素性のよい制御系の設計手順は、大雑把には表1のようになる(くわしい内容は、次章以降で話すので、理解できなくても心配は無用だ)。

この制御設計のStep1~9をコンセプト設計、Step10を細部構造設計、Step11を定数設計ということにする。

11ステップ序章表1

■この本の構成
この本は、2部構成になっており、制御設計法を過不足なくまとめている。

第I部は第1~3章からなる、制御設計の要素技術の部だ。第1章を理解することで、使用目的に合った制御系のコンセプト設計(Step1~9)ができるようになる。第2章を理解することで、PID制御のバリエーションが選択でき(Step10)、さらにその定数設計を、Simulinkの時間軸波形をみただけで設計できるようになる(Step11)。

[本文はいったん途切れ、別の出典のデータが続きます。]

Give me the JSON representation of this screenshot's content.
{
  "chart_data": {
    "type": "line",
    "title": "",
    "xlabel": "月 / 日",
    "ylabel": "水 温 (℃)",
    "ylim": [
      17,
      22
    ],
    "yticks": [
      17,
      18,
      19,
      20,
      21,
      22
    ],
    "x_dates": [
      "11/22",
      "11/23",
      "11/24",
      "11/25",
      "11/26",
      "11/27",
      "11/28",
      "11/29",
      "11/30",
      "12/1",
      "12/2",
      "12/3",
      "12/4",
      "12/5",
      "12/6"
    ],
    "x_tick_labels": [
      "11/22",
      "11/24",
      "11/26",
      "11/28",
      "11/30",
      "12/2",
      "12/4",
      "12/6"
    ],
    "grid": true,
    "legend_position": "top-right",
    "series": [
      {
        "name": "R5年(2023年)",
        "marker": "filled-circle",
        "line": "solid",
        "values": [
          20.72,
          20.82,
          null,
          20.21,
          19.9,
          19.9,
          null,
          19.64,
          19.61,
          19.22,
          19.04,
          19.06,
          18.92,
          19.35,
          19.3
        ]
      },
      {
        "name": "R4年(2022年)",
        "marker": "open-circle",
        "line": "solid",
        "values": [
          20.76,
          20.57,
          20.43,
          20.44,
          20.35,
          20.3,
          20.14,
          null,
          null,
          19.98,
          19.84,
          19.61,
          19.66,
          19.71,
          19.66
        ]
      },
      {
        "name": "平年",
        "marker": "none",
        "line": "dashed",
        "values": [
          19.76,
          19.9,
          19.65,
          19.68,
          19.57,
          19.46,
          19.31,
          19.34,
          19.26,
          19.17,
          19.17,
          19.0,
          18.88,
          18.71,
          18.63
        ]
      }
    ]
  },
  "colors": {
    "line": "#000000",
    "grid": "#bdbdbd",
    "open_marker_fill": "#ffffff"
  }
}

第3章では、フィードフォワード制御や2自由度制御系の設計と、そのバリエーション選択ができるようになる(Step10)。

第II部は、第4~5章からなる、制御設計の詳細手順の部だ。第4章の制御設計マニュアルに従えば、素性のよい制御系を設計できるようになる。第5章では、三つの具体例に対し、マニュアルに従って実際に設計する流れをみることができる。

付録には、制御工学をはじめて学ぶ方や、忘れてしまった方を対象に、制御工学の基礎事項を述べている。必要に応じて読んでいただきたい。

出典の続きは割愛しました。